İki tarafın da konuştukları şey aynı, sadece hakikate giden yollar farklı. Burada karşımıza çıkan en belirgin özellikse bence üslup. Yabancılar, bu işi daha mizahi yapıyor. Onların bir “Heyy, Come on” demesi insana yetiyor sanki. Adeta stand-up gösterisinde tebliğ yaparcasına. Bunu bizim hocalarımızdan duymamız zor. Yani tabii ki bir Türk’ten “Come on” demesini bekleyemeyiz ama o da konulara kendi dilinde bu tarz bir üslupla yaklaşabilir diye düşünüyorum. Bu bağlamda Avrupa’dakiler çok sıcakkanlı geliyor bana. Tamam, bizim hocalarımız da öyle ama herhalde sosyo-kültürel bir durum bu. Hayalim samimi bir şekilde, gerekirse gülerek gerekirse ağlayarak ama mutlaka şaşırtarak insanların önüne çıkıp bir şeyler başarmak. “Ya, evet böyle bir Müslüman olabilirmiş” desinler. Ama bunu neyle dedirteceğim henüz belirsiz. Öğretmen olacağım bile kesin değil. Formasyon eğitimim sürüyor.
Instagram’a şöyle yazmışsınız: “Ünlü ya da fenomen olmak gibi bir derdim olmadı ya da olmayacak.”
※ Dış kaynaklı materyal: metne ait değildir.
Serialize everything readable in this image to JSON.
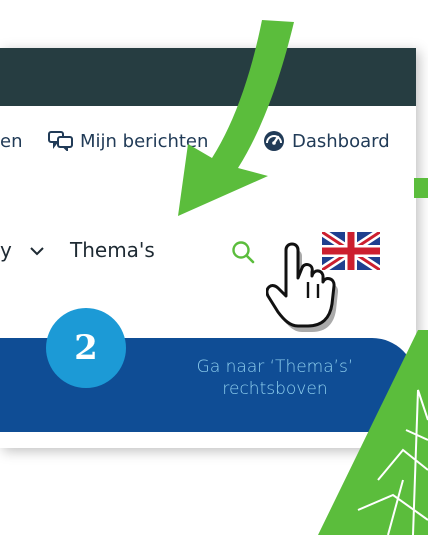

Evet. Ve şu da var: Ben bu yola çıkarken, İmam Hatip’te kat sayı problemi vardı. Bana insanlar “İmam Hatip’i tercih etme çünkü geleceğin yok” demişti. Ama ben kimseyi dinlemedim. Nasıl anlatayım? Ben kendimi orada hissettim. Tabii bunda ailemin muhafazakar olmasının da payı var. Ancak bu kararımdan hiç pişman olmadım. Fakat bugün birçok insan tarafından tanınıyor olmak benim geleceğe dair fikirlerimi de etkilemiş durumda. “Madem bu kadar insan tanıyor, bir şeyler yapmalıyım” diyorum. “Bu ilgiye hakkını vermeliyim” diye düşünmeden de edemiyorum. Sonuçta İlahiyat okumam, bu şekilde giyinmem ve insanlara bu şekilde eğitim veriyor olmam insanların ilgisini çekti. Bugün bu röportajı yapmamızın nedeni bile o gün katsayı problemine rağmen İmam Hatip’i seçmem.